Biz felt the tension in her shoulders unknot so quickly she nearly melted right off her chair. Just like when she’d told Mark, coming clean and having Gillian accept her was a huge relief.
“Wow. My best friend is a magical matchmaker. Do you have any other super powers?”
“I’m not Superwoman.” But right now she felt invincible and yet light as a feather, as if a boulder of secrecy she’d been dragging around her entire life had turned into a soap bubble and popped. If not for the whole curse business, life would have been pretty damn fabulous. “I don’t know what to do, Gilly. How did things get so messed up?”
“You got drunk. New PSA for witches—don’t drink and cast.”
“Ha ha.”
“Don’t worry. We’ll figure this out.” She nodded sharply, focusing on the goal at hand. Finding solutions was Gillian’s strong suit. “Tell me exactly what this counterspell thing you found says.”
“Only the selflessness of one truly in love can break the spell. But I don’t love Curtis. I barely even know him.”
“Did it say you had to love Curtis? Or just that you had to be truly in love?”
“Well, the person I’m in love with has to be there, but I guess it never said it had to be a victim of the curse. I just thought…”
“How sure are you that Curtis is the intended victim?”
“He fits the pattern Mark found—moving to the island immediately after discovering he was terminal.”
“But you said you don’t actually remember what the original spell said. Bloom could just be a red herring.”
“It seems unlikely.”
“Well, you aren’t going to fall for him in two days anyway, so Mark is your best bet. Do you love him?”

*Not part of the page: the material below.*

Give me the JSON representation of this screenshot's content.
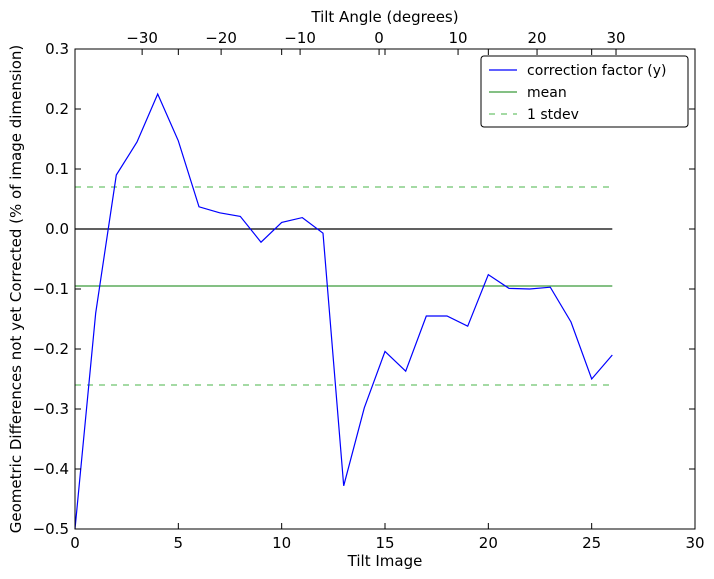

“I don’t know. I was positive I loved him when I thought I was supposed to be in love with Curtis, but now? How can you tell?”
“You’re asking me. Okay. Um. Love. Right. It’s…”
Biz snorted. “It’s a sign of how desperate I am that I’m asking you to define love for me.”
“Hey, we’re two smart women. We can figure this out.” Gillian put down the Gourd of Lovin’. “Okay, let’s look at this logically. Have you
said
you love him?”
“No.”
“Has he said he loves you?”
“Yes. But there were extenuating circumstances.”
“Meaning you were in bed. I don’t need details, but I’m pretty sure that doesn’t count.”
“But I mentioned it and he didn’t take it back.”
“Which is really more a sign that he’s not a dickhead or a moron than a symptom of love, but we’ll let that slide. Okay. How did him saying he loved you make you feel?”
“Terrified, but in a good way.”
“That’s sort of promising.”
“But what if I do love him? As soon as I break the curse, everything he feels for me is going to vanish into smoke. Poof.”
“You think he only loves you because of the curse?”
“Can you think of another reason a guy like that would go for me? He’ll be gone before you can say abracadabra, and I’ll probably end up in an asylum when he prints his piece on what a nutcase I am. I don’t want to spend the rest of my life medicated to my eyeballs.”
“I take it you told him the witch thing.”
“I’ve told him everything. Things about myself I haven’t even told you. Part of it was because I kind of thought he was going to die so it didn’t matter. Part of it was because I just love telling him things. Talking to him is like a drug.”
“Sounds like you really like him.”
“I do. Liking him isn’t the problem. It’s the true-love thing. That is an insane amount of pressure to put on a relationship with a guy I’ve only known three weeks.”
“Especially for you.”
“What’s that supposed to mean?”
“I’m just saying you’re not really into rushing into relationships. That’s all.”
“Hey, I’m all about love. I’m all about risking your heart. I’m a matchmaker, for Pete’s sake.”
“You’re the fairy godmother. It takes a lot more guts to be Cinderella and haul your ass to the ball than it does to be the one in the background waving the magic wand. You’ve never had to risk anything, Biz. Especially not your heart.”
“Ouch.” Though what Gillian was saying did mirror what she already suspected. She’d been a chicken in the love department. “I feel about a million and one things right now, but I can’t tell if any of them are love.” She folded her arms around her middle, as if she could hold the pieces of herself together. “I’m a mess, Gilly. I’m terrified of failing—like if I try to work the spell only to fail because there’s something broken in me and I can’t love anyone. God, I feel like I’m losing my mind.”